Énergie, pourquoi l’électricité va baisser dans les prochains mois alors que le gaz va augmenter

Le coût de l’énergie a l’apparence d’une médaille. Et comme une médaille, elle a deux côtés. Selon Nomisma Energia, une baisse des tarifs de l’électricité se profile à l’horizon, tandis que ceux du gaz vont augmenter. Selon le président Davide Tabarelli, dans le premier cas, « la variation estimée sur la base des prix de gros de l’électricité, qui ont baissé sous la pression de ceux du gaz, est de l’ordre de 25%, soit environ 16 centimes d’euro de moins par kWh, ce qui devrait ramener les tarifs vers 50 centimes par kWh ». Arera fera connaître ce changement d’ici la fin de l’année. Pour le gaz, en revanche, le scénario est tout autre : on s’attend à une « augmentation des factures de décembre de 20 %, à 1,48 euro par mètre cube ».

Nomisma Energia : pour la lumière prévue -25% et pour le gaz +20%.

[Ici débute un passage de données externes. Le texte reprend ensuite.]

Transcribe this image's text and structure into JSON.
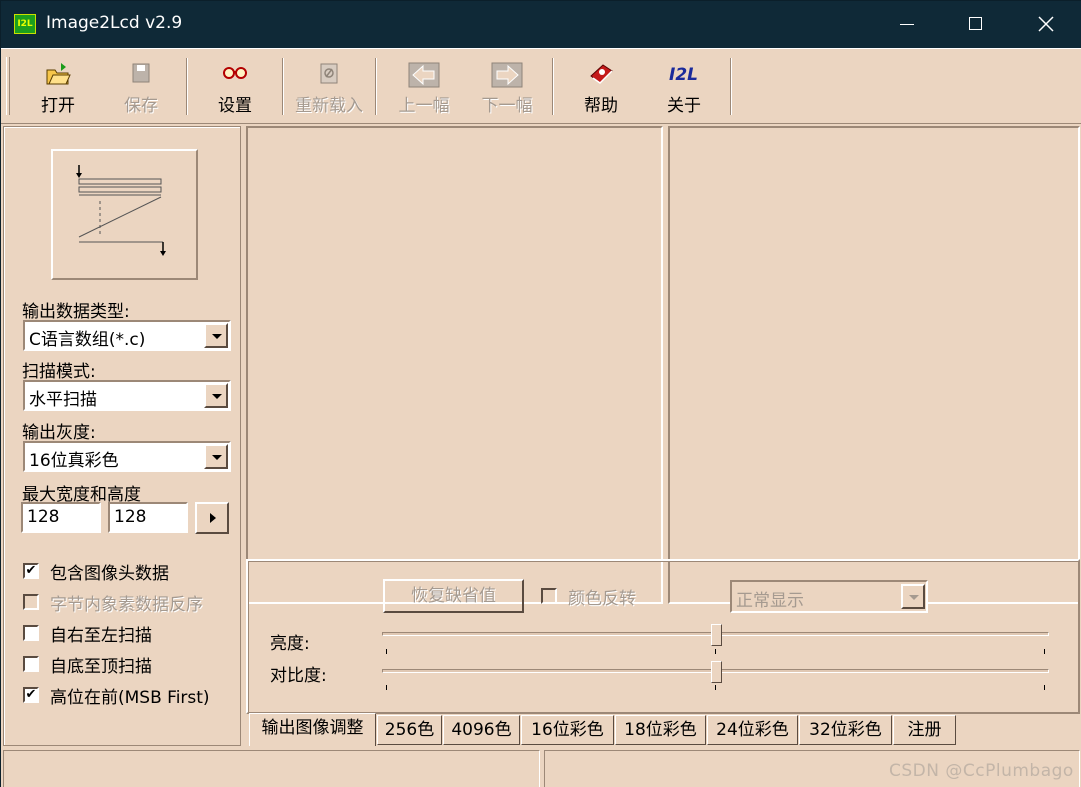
{
  "window": {
    "icon_text": "I2L",
    "title": "Image2Lcd v2.9"
  },
  "toolbar": {
    "items": [
      {
        "label": "打开",
        "icon": "open-folder-icon",
        "enabled": true
      },
      {
        "label": "保存",
        "icon": "save-icon",
        "enabled": false
      },
      {
        "label": "设置",
        "icon": "glasses-icon",
        "enabled": true
      },
      {
        "label": "重新载入",
        "icon": "reload-icon",
        "enabled": false
      },
      {
        "label": "上一幅",
        "icon": "prev-arrow-icon",
        "enabled": false
      },
      {
        "label": "下一幅",
        "icon": "next-arrow-icon",
        "enabled": false
      },
      {
        "label": "帮助",
        "icon": "help-book-icon",
        "enabled": true
      },
      {
        "label": "关于",
        "icon": "i2l-logo-icon",
        "enabled": true
      }
    ]
  },
  "left_panel": {
    "output_type_label": "输出数据类型:",
    "output_type_value": "C语言数组(*.c)",
    "scan_mode_label": "扫描模式:",
    "scan_mode_value": "水平扫描",
    "gray_label": "输出灰度:",
    "gray_value": "16位真彩色",
    "size_label": "最大宽度和高度",
    "width": "128",
    "height": "128",
    "checkboxes": [
      {
        "label": "包含图像头数据",
        "checked": true,
        "enabled": true
      },
      {
        "label": "字节内象素数据反序",
        "checked": false,
        "enabled": false
      },
      {
        "label": "自右至左扫描",
        "checked": false,
        "enabled": true
      },
      {
        "label": "自底至顶扫描",
        "checked": false,
        "enabled": true
      },
      {
        "label": "高位在前(MSB First)",
        "checked": true,
        "enabled": true
      }
    ]
  },
  "adjust": {
    "restore_button": "恢复缺省值",
    "invert_label": "颜色反转",
    "display_mode": "正常显示",
    "brightness_label": "亮度:",
    "contrast_label": "对比度:",
    "brightness_level": 0.5,
    "contrast_level": 0.5
  },
  "tabs": [
    "输出图像调整",
    "256色",
    "4096色",
    "16位彩色",
    "18位彩色",
    "24位彩色",
    "32位彩色",
    "注册"
  ],
  "watermark": "CSDN @CcPlumbago",
  "colors": {
    "window_bg": "#ebd5c1",
    "titlebar": "#0f2937",
    "disabled_text": "#a59a90"
  }
}
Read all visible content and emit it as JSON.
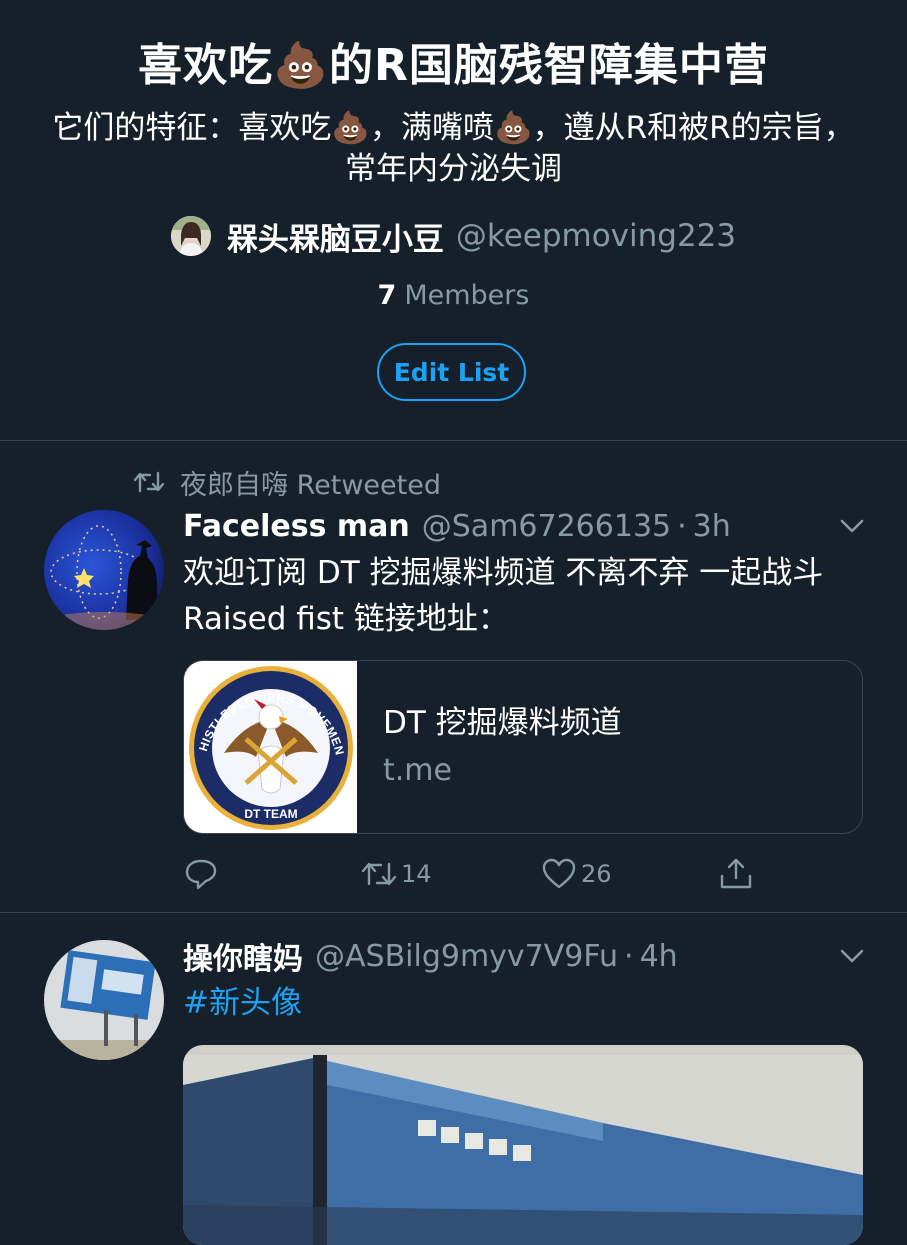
{
  "list": {
    "title": "喜欢吃💩的R国脑残智障集中营",
    "description": "它们的特征：喜欢吃💩，满嘴喷💩，遵从R和被R的宗旨，常年内分泌失调",
    "owner_name": "槑头槑脑豆小豆",
    "owner_handle": "@keepmoving223",
    "members_count": "7",
    "members_label": "Members",
    "edit_button": "Edit List"
  },
  "tweets": [
    {
      "retweeted_by": "夜郎自嗨 Retweeted",
      "name": "Faceless man",
      "handle": "@Sam67266135",
      "dot": "·",
      "time": "3h",
      "text": "欢迎订阅 DT 挖掘爆料频道  不离不弃 一起战斗 Raised fist 链接地址：",
      "card": {
        "title": "DT 挖掘爆料频道",
        "domain": "t.me",
        "logo_top_text": "WHISTLEBLOWERS MOVEMENT",
        "logo_bottom_text": "DT TEAM"
      },
      "actions": {
        "retweets": "14",
        "likes": "26"
      }
    },
    {
      "name": "操你瞎妈",
      "handle": "@ASBilg9myv7V9Fu",
      "dot": "·",
      "time": "4h",
      "hashtag": "#新头像"
    }
  ],
  "colors": {
    "background": "#15202b",
    "accent": "#1da1f2",
    "secondary_text": "#8899a6",
    "border": "#38444d"
  },
  "icons": [
    "retweet-icon",
    "caret-down-icon",
    "reply-icon",
    "retweet-icon",
    "like-icon",
    "share-icon"
  ]
}
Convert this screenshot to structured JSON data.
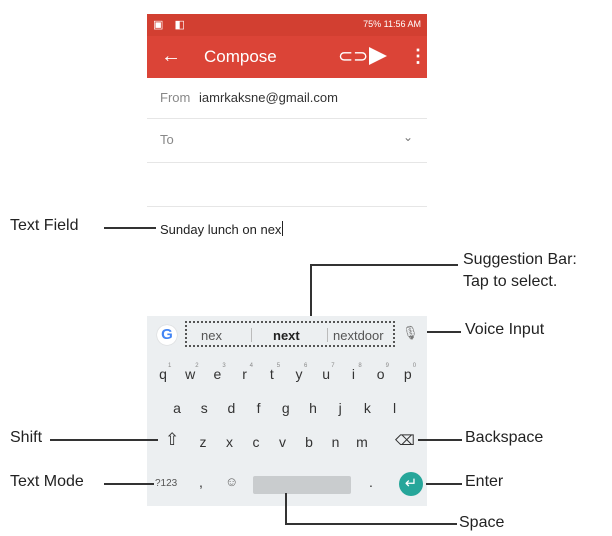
{
  "status_bar": {
    "left_icons": "▣ ◧",
    "right_text": "75%   11:56 AM"
  },
  "app_bar": {
    "back": "←",
    "title": "Compose",
    "attach": "⊂⊃",
    "more": "⋮"
  },
  "compose": {
    "from_label": "From",
    "from_value": "iamrkaksne@gmail.com",
    "to_label": "To",
    "to_chevron": "⌄",
    "body_text": "Sunday lunch on nex"
  },
  "keyboard": {
    "logo": "G",
    "suggestions": [
      "nex",
      "next",
      "nextdoor"
    ],
    "mic": "🎙",
    "row1": [
      "q",
      "w",
      "e",
      "r",
      "t",
      "y",
      "u",
      "i",
      "o",
      "p"
    ],
    "row1_sup": [
      "1",
      "2",
      "3",
      "4",
      "5",
      "6",
      "7",
      "8",
      "9",
      "0"
    ],
    "row2": [
      "a",
      "s",
      "d",
      "f",
      "g",
      "h",
      "j",
      "k",
      "l"
    ],
    "row3": [
      "z",
      "x",
      "c",
      "v",
      "b",
      "n",
      "m"
    ],
    "shift": "⇧",
    "backspace": "⌫",
    "symbols": "?123",
    "comma": ",",
    "emoji": "☺",
    "period": ".",
    "enter": "↵"
  },
  "callouts": {
    "text_field": "Text Field",
    "suggestion_bar_1": "Suggestion Bar:",
    "suggestion_bar_2": "Tap to select.",
    "voice_input": "Voice Input",
    "shift": "Shift",
    "backspace": "Backspace",
    "text_mode": "Text Mode",
    "enter": "Enter",
    "space": "Space"
  }
}
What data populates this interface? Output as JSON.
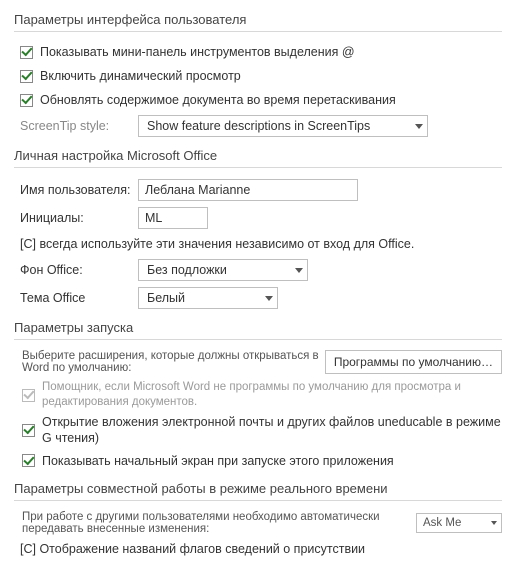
{
  "sections": {
    "ui_options": {
      "title": "Параметры интерфейса пользователя",
      "cb_mini_toolbar": "Показывать мини-панель инструментов выделения @",
      "cb_live_preview": "Включить динамический просмотр",
      "cb_update_drag": "Обновлять содержимое документа во время перетаскивания",
      "screentip_label": "ScreenTip style:",
      "screentip_value": "Show feature descriptions in ScreenTips"
    },
    "personalize": {
      "title": "Личная настройка Microsoft Office",
      "username_label": "Имя пользователя:",
      "username_value": "Леблана Marianne",
      "initials_label": "Инициалы:",
      "initials_value": "ML",
      "always_use": "[C] всегда используйте эти значения независимо от вход для Office.",
      "bg_label": "Фон Office:",
      "bg_value": "Без подложки",
      "theme_label": "Тема Office",
      "theme_value": "Белый"
    },
    "startup": {
      "title": "Параметры запуска",
      "ext_line": "Выберите расширения, которые должны открываться в Word по умолчанию:",
      "ext_button": "Программы по умолчанию…",
      "cb_assistant": "Помощник, если Microsoft Word не программы по умолчанию для просмотра и редактирования документов.",
      "cb_open_attach": "Открытие вложения электронной почты и других файлов uneducable в режиме G чтения)",
      "cb_start_screen": "Показывать начальный экран при запуске этого приложения"
    },
    "collab": {
      "title": "Параметры совместной работы в режиме реального времени",
      "share_line": "При работе с другими пользователями необходимо автоматически передавать внесенные изменения:",
      "share_value": "Ask Me",
      "flags": "[C] Отображение названий флагов сведений о присутствии"
    }
  }
}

En résumé, on s’attend à une baisse de 25 % de la facture d’électricité et à une augmentation de 20 % de la facture de gaz. Mais pourquoi cela devrait-il arriver ? Tabarelli lui-même nous donne quelques clés pour interpréter ce qui se passe. La question est la suivante : pourquoi le gaz augmente-t-il et l’électricité diminue-t-elle ?

« Le décalage du calcul et la période de référence différente sont à l’origine de la confusion sur les tarifs », explique le président de Nomisma Energia, « le gaz continuant à augmenter, alors que l’électricité finit par baisser ». À partir du 1er janvier, dans quelques jours, les tarifs de l’électricité sur le secteur protégé devraient baisser, avec une baisse de l’ordre de 25 %, une baisse très intense en raison du fait qu’ils sont stationnaires depuis trois mois, sur tout le dernier trimestre de 2022, avec le dernier ajustement effectué fin septembre, alors que les prix de référence internationaux avaient atteint des sommets historiques ».

Le scénario à la fin du mois de septembre

« Le gaz », poursuit M. Tabarelli, « avait alors dépassé les 300 euros par mégawattheure sur le TTF et avait poussé le prix boursier de l’électricité à 700 euros par mégawattheure, alors qu’aujourd’hui nous sommes retombés à 80 euros pour le gaz et 200 euros pour l’électricité respectivement. Comme l’ancien système de calcul qui fixe les tarifs pour chaque trimestre à l’avance est resté pour les factures d’électricité, les prix de référence sont les prix relativement bas de ces jours-ci pour le premier 2023. Par conséquent, poursuit l’expert, après une série d’augmentations continues, nous devrions enfin connaître une baisse de 25 %, les tarifs passant de 66 centimes d’euro par kilowattheure à des valeurs d’environ 50 centimes, des niveaux qui sont malheureusement encore plus du double de ceux que nous avions avant le début de la crise.

Pour une baisse des prix de l’essence, il faut encore attendre

Jusqu’à présent, l’électricité. Le tableau change (et beaucoup) pour le gaz. « Nous devons encore attendre », confirme M. Tabarelli, « car le mécanisme prévoit que les prix sont fixés après la fin du mois de référence avec la moyenne des prix réels. Ainsi, dans les premiers jours de janvier, l’Autorité disposera de la moyenne des prix du gaz pour le mois de décembre qui comprend les valeurs très élevées, plus de 140 € par mégawattheure, au début du mois, des chiffres qui sont presque le double des valeurs actuelles. La moyenne devrait être nettement plus élevée qu’en novembre et se traduire par une augmentation des factures d’environ 20 %. Toutefois, si les prix se maintiennent autour de 80 € par mégawattheure ces jours-ci, alors pour le prochain calcul début février 2023 pour les factures de janvier 2023, nous aurons des réductions de l’ordre de 30 %.